Das Originalkonzept ist von Shonda Rhimes, die vorher nur durch minderwertige Drehbücher auffiel, unter anderem verfasste sie das Skript zum Britney Spears-Heuler „Crossroads“. Umso überraschender erscheint es, dass der Großteil der Drehbücher von ihr geschrieben wurde – die Frau scheint mit „Grey’s Anatomy“ ihr Meisterwerk zu schaffen und setzt sich weit ab von der Qualität ihrer früheren Arbeiten.
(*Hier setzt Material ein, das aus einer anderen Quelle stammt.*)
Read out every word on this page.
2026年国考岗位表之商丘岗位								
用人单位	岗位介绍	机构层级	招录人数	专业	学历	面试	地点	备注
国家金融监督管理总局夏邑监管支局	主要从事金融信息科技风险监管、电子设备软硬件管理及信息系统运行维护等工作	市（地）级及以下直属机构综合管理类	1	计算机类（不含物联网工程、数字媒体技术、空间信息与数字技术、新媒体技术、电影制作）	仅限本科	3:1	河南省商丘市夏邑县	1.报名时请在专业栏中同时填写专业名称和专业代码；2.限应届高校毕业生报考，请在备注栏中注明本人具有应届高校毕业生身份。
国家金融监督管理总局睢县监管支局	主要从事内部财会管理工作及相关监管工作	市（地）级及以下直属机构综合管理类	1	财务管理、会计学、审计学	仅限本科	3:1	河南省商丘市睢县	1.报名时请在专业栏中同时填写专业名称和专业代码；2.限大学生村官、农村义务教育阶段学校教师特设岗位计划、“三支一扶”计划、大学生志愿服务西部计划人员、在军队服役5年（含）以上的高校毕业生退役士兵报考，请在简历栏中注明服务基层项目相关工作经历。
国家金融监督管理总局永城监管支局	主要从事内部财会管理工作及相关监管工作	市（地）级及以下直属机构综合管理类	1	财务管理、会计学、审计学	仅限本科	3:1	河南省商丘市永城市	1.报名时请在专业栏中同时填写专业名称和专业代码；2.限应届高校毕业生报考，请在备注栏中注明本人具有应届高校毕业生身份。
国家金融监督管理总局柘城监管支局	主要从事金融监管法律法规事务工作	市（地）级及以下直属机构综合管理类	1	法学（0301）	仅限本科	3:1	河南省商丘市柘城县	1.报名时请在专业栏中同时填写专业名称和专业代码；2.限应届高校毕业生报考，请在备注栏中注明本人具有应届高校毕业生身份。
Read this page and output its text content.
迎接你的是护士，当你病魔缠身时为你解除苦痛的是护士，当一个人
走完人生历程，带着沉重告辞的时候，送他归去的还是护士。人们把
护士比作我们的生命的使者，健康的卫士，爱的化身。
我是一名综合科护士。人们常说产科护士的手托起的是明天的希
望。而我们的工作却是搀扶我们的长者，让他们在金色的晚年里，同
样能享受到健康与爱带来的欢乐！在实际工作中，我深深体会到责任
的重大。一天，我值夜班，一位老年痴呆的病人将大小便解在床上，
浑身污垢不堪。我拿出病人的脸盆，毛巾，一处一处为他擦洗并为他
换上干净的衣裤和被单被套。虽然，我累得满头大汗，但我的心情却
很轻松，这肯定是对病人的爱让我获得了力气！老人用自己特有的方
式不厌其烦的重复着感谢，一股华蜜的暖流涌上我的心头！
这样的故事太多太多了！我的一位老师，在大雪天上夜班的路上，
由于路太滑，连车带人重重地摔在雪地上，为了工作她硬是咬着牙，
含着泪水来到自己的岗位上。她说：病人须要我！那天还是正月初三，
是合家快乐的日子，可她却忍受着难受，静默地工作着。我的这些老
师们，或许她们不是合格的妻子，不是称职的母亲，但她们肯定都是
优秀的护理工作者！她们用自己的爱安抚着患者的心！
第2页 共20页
Als Produzent steht ABC wie ein Fels hinter dem Projekt und die Mühe der Beteiligten hat sich gelohnt: Dieses Jahr gab’s den Golden Globe für die Kategorie Drama und Sandra Oh gewann den Preis für ihre herausragende Leistung. Auf anderen Festivals wurde „Grey’s Anatomy“ mit diversen Auszeichnungen überhäuft, auch beim Emmy gab es etliche Nominierungen.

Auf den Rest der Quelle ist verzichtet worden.